Una generación que ganó avances nunca vistos en cada batalla, pero que perdió la guerra, seguramente, por ser demasiado parecidos a Holden Caulfield, por ser, ideológicamente, demasiado burgueses, por pensar que aquello que les sucedía de modo personal, era (como un personaje se lo grita a otro en la película) “demasiado importante”, pues este es, posiblemente, uno de los errores más profundos del protagonista, pensar que la historia se trata de él, cuando se trata de todos sus compañeros.
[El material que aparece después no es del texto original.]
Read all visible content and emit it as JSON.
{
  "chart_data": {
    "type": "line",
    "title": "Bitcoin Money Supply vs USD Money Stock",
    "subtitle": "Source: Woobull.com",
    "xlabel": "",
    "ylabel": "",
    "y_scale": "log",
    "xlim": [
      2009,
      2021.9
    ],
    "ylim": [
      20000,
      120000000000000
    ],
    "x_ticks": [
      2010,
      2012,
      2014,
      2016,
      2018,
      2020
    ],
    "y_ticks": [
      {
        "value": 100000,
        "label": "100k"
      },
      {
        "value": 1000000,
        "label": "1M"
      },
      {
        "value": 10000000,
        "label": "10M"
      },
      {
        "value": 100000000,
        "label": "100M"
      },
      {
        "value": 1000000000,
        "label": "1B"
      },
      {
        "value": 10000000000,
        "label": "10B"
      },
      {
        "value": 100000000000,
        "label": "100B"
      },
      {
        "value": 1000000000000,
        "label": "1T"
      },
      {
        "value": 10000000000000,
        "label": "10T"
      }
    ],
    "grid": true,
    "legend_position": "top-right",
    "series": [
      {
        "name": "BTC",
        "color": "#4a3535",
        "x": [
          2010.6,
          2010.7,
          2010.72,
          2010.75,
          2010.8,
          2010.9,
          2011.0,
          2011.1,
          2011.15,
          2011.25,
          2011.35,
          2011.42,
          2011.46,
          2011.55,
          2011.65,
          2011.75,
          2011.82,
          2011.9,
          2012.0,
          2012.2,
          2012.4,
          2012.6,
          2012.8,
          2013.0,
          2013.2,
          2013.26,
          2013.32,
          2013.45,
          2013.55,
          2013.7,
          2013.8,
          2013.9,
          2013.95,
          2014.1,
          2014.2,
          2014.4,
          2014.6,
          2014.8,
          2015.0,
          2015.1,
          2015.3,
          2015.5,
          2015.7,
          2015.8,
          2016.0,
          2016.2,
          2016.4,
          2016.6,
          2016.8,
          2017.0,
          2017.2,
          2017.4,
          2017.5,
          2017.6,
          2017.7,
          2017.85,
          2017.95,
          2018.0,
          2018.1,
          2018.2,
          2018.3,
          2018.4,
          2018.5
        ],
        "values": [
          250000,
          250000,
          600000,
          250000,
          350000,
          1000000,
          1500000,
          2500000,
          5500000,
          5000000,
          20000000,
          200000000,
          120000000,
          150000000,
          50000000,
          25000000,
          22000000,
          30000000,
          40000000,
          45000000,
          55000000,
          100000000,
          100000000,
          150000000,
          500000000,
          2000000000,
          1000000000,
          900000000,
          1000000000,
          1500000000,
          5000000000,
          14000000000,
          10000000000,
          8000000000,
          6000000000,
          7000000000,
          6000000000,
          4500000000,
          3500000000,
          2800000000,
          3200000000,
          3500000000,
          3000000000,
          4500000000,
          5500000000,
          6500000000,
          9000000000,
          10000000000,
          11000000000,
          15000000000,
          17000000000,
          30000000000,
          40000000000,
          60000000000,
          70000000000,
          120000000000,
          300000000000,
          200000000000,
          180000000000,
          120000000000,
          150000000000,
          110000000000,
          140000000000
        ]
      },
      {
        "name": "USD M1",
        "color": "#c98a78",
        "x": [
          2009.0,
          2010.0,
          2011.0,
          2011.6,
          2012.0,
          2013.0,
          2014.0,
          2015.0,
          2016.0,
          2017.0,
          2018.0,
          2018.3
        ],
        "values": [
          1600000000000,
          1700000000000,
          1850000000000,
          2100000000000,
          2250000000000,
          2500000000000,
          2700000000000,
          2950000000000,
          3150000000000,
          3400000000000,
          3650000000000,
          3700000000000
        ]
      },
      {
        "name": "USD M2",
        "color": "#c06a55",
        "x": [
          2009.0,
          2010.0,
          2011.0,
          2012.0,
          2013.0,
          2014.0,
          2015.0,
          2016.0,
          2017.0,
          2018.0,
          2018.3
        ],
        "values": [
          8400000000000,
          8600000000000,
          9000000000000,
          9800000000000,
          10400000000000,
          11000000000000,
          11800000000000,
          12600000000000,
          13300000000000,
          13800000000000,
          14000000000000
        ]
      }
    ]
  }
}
Con una precisión desarmante, el personaje más ingenuo de la película se lo dice, la dulce Javi Frutas declara “nadie está solo, aunque crea estarlo” y, con una perfecta proporción lógica respecto de ese enunciado, ella termina siendo el personaje más revolucionario de todos: finalmente, una revolucionaria necesita tener altas dosis de ingenuidad, sino ¿cómo sería posible creer que este mundo puede mejorar?

“La isla de los pingüinos” es una trabajo interesante y bien planteado, una película que, dentro de la cartelera local, resulta infinitamente más incitante e invitadora que casi toda otra alternativa y cuyos valores son múltiples, empezando, porque nos permite reflexionar y discutir nuestra historia.

  • El contenido vertido en esta columna de opinión es de exclusiva responsabilidad de su autor, y no refleja necesariamente la línea editorial ni postura de El Mostrador.